The "(" and ")" define the sub-expression (just like normal regular expression). But the "fromdate:" is the special extension that tells the harvester that that sub-expression is used to create the repository entry fromdate field.

The date format that is used is defined in the Date Format field and follows the Java date format conventions.

If you are creating entries of a certain type that has a number of attributes you can extract the attribute values using this extended regular expression technique. For example, if you had an entry with two attributes attr1 and attr2 and your files were of the format:

<attr1>_<attr2>.csv

Your regular expression would be:

(attr1:[^/]+.)_(attr2:[^/]*).csv

This says that attr1 is any number of characters except the slash ("/").
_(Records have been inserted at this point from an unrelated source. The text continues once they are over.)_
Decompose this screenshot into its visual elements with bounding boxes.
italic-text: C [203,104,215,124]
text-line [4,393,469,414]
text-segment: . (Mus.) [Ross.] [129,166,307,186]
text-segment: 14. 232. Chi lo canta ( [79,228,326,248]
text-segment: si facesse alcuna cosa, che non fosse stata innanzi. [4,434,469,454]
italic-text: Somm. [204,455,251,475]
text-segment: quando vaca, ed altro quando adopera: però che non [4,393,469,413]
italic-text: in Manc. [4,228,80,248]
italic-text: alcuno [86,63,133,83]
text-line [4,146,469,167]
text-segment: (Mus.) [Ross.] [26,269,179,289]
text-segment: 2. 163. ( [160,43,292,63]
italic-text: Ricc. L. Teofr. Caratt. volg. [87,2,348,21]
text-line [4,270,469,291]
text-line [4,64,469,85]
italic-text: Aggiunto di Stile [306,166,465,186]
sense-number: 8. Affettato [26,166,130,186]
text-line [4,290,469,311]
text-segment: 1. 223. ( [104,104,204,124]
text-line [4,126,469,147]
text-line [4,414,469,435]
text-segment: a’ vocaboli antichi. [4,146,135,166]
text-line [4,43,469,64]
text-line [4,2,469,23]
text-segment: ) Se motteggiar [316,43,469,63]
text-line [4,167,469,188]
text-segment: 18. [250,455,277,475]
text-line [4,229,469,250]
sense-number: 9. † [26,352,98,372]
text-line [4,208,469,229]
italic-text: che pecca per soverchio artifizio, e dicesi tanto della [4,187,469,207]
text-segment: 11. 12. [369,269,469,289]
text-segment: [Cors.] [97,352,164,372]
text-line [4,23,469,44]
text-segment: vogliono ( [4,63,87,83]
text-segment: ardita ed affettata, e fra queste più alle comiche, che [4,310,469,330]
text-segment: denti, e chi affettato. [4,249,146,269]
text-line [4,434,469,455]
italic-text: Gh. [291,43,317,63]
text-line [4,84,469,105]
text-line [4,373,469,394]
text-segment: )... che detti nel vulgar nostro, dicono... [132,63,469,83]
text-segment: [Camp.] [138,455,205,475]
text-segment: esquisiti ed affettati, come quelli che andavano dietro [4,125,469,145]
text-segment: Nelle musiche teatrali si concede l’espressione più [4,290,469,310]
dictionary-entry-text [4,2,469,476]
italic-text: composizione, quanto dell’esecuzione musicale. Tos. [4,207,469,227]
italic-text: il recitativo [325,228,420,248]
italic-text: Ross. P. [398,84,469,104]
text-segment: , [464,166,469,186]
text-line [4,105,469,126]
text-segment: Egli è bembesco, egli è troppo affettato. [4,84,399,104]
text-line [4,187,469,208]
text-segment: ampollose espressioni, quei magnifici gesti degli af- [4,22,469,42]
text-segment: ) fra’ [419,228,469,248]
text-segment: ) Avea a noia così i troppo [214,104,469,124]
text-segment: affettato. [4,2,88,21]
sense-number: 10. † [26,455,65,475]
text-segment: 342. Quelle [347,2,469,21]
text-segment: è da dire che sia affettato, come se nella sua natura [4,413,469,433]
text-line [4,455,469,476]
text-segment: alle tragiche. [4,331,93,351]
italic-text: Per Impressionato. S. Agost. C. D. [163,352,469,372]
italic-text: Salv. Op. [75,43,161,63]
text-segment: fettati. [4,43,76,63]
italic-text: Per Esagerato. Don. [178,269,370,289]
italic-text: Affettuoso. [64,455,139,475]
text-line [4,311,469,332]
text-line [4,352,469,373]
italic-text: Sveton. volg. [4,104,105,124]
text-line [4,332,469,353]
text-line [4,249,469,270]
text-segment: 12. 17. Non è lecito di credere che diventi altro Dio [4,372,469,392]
The slash exclusion is used to exclude the file path as the full file path is used when matching patterns. The value for attr2 follows the "_" and is any number of characters except a slash.

6.4.2 Entry Creation

When creating an entry we need to know the folder to put it under, its name and description. You specify templates for these that can contain a set of macros (see below). Note: this is where the Test mode described above is useful. Sometimes it takes a while to figure just what you want in terms of folder structure and entry names.

To define the folder you need to select an existing base folder and then optionally specify a folder template. The folder template is used to automatically create a new folder if needed. So for example, if your base folder was: Top/Data and your Folder Template was: Ingested/Satellite then the result folder would be:

Top/Data/Ingested/Satellite

The Harvester would create the Ingested and the Satellite folders as needed.
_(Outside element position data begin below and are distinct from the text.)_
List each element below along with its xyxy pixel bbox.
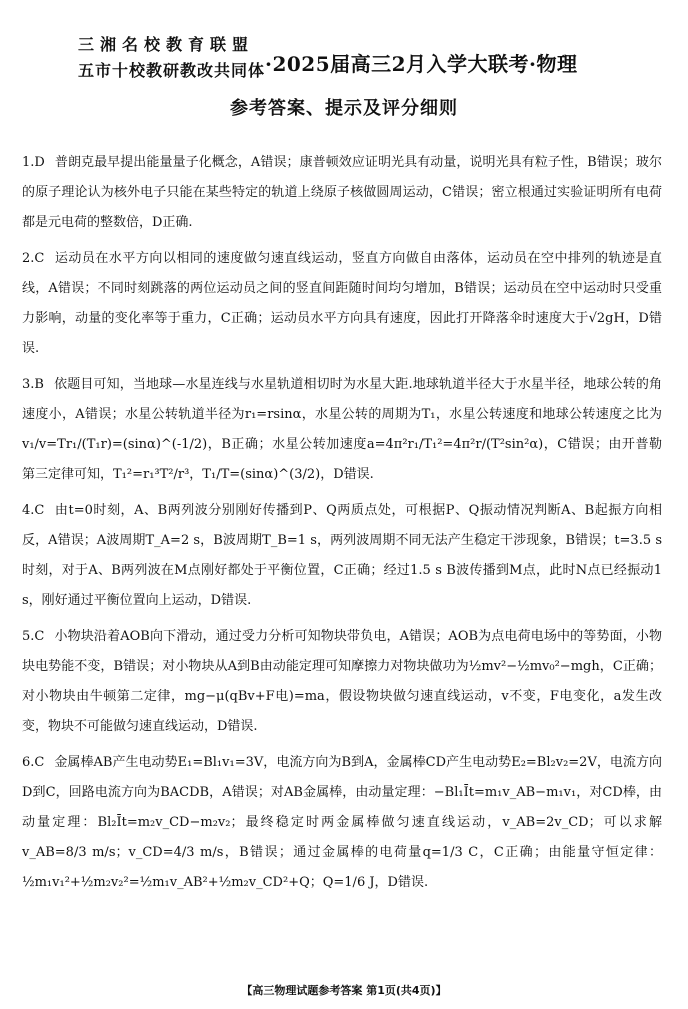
answer-list (0, 148, 688, 904)
answer-item (0, 244, 688, 364)
answer-item (0, 622, 688, 742)
answer-number: 1.D (22, 155, 45, 170)
org-line-1: 三湘名校教育联盟 (78, 35, 255, 54)
answer-text: 金属棒AB产生电动势E₁=Bl₁v₁=3V，电流方向为B到A，金属棒CD产生电动势E₂=Bl₂v₂=2V，电流方向D到C，回路电流方向为BACDB，A错误；对AB金属棒，由动量定理：−Bl₁Īt=m₁v_AB−m₁v₁，对CD棒，由动量定理：Bl₂Īt=m₂v_CD−m₂v₂；最终稳定时两金属棒做匀速直线运动，v_AB=2v_CD；可以求解v_AB=8/3 m/s；v_CD=4/3 m/s，B错误；通过金属棒的电荷量q=1/3 C，C正确；由能量守恒定律：½m₁v₁²+½m₂v₂²=½m₁v_AB²+½m₂v_CD²+Q；Q=1/6 J，D错误. (22, 755, 662, 890)
answer-item (0, 496, 688, 616)
page-subtitle: 参考答案、提示及评分细则 (230, 98, 458, 119)
answer-item (0, 748, 688, 898)
org-line-2: 五市十校教研教改共同体 (78, 61, 266, 80)
answer-number: 3.B (22, 377, 44, 392)
answer-text: 普朗克最早提出能量量子化概念，A错误；康普顿效应证明光具有动量，说明光具有粒子性，B错误；玻尔的原子理论认为核外电子只能在某些特定的轨道上绕原子核做圆周运动，C错误；密立根通过实验证明所有电荷都是元电荷的整数倍，D正确. (22, 155, 662, 230)
answer-text: 小物块沿着AOB向下滑动，通过受力分析可知物块带负电，A错误；AOB为点电荷电场中的等势面，小物块电势能不变，B错误；对小物块从A到B由动能定理可知摩擦力对物块做功为½mv²−½mv₀²−mgh，C正确；对小物块由牛顿第二定律，mg−μ(qBv+F电)=ma，假设物块做匀速直线运动，v不变，F电变化，a发生改变，物块不可能做匀速直线运动，D错误. (22, 629, 662, 734)
answer-number: 4.C (22, 503, 45, 518)
answer-item (0, 370, 688, 490)
exam-title: ·2025届高三2月入学大联考·物理 (265, 52, 578, 76)
page-footer: 【高三物理试题参考答案 第1页(共4页)】 (241, 984, 447, 997)
answer-number: 2.C (22, 251, 45, 266)
header (0, 32, 688, 92)
answer-text: 由t=0时刻，A、B两列波分别刚好传播到P、Q两质点处，可根据P、Q振动情况判断A、B起振方向相反，A错误；A波周期T_A=2 s，B波周期T_B=1 s，两列波周期不同无法产生稳定干涉现象，B错误；t=3.5 s时刻，对于A、B两列波在M点刚好都处于平衡位置，C正确；经过1.5 s B波传播到M点，此时N点已经振动1 s，刚好通过平衡位置向上运动，D错误. (22, 503, 662, 608)
answer-text: 依题目可知，当地球—水星连线与水星轨道相切时为水星大距.地球轨道半径大于水星半径，地球公转的角速度小，A错误；水星公转轨道半径为r₁=rsinα，水星公转的周期为T₁，水星公转速度和地球公转速度之比为v₁/v=Tr₁/(T₁r)=(sinα)^(-1/2)，B正确；水星公转加速度a=4π²r₁/T₁²=4π²r/(T²sin²α)，C错误；由开普勒第三定律可知，T₁²=r₁³T²/r³，T₁/T=(sinα)^(3/2)，D错误. (22, 377, 662, 482)
answer-number: 5.C (22, 629, 45, 644)
answer-item (0, 148, 688, 238)
answer-number: 6.C (22, 755, 45, 770)
answer-text: 运动员在水平方向以相同的速度做匀速直线运动，竖直方向做自由落体，运动员在空中排列的轨迹是直线，A错误；不同时刻跳落的两位运动员之间的竖直间距随时间均匀增加，B错误；运动员在空中运动时只受重力影响，动量的变化率等于重力，C正确；运动员水平方向具有速度，因此打开降落伞时速度大于√2gH，D错误. (22, 251, 662, 356)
The name, description and folder templates all can contain the following macros. Note: The different date fields (e.g., create_, from_ and to) refer to the create date/time, the from data time (which defaults to the create date unless specified in the pattern) and the to data time.

${filename}	The file name (not the full path)
${fileextension}	The file extension
${dirgroup}	See below
${create_date},${from_date}, ${to_date}	The full formatted date string
${create_day}, ${from_day}, ${to_day}	The numeric day of the month
${create_week}, ${from_week}, ${to_week}	The numeric week of the month
${create_weekofyear}, ${from_weekofyear}, ${to_weekofyear}	The numeric week of the year
${create_month},${from_month}, ${to_month}	Numeric month of the year
${create_monthname},${from_monthname}, ${to_monthname}	Month name
${create_year}, ${from_year}, ${to_year}	Numeric year

The dirgroup macro is the parent directories of the data file up to but not including the main directory path we are searching under. For example, if you are looking under a directory called "/data/idd" and that directory held sub-dirs:

/data/idd/dir1/data1.nc
/data/idd/dir1/dir2/data2.nc

Then when ingesting the data1.nc file its dirgroup value would be:

dir1

When ingesting the data2.nc file its dirgroup value would be:

dir1/dir2

Another common way of defining the folder is to use the date macros. For example a folder template of the form:

${from_year}/${from_monthname}/Week ${from_week}

Would result in folders like:

2009/January/Week 1
2009/January/Week 2
...
2009/March/Week 1
2009/March/Week 2

You can also name the entrys using the macros. So, using the above date based folder template you could then have a Name template that incorporates the formatted date:

Gridded data - ${from_date}

The Move file to storage checkbox allows you to determine whether the file is to be moved from its initial location to the RAMADDA storage area.
Note: If the file is not moved to the storage area than one of the data directories the file lies under needs to be added to the list of file system directories in the Admin->Access area

6.4.3 Web Harvesters

The Web Harvesters work the same way as the File Harvesters but they fetch a URL (e.g., an image) every time they run. You can also define more that one URLS to fetch . The basic Run settings, Folder and entry creation mechanisms are the same as described above.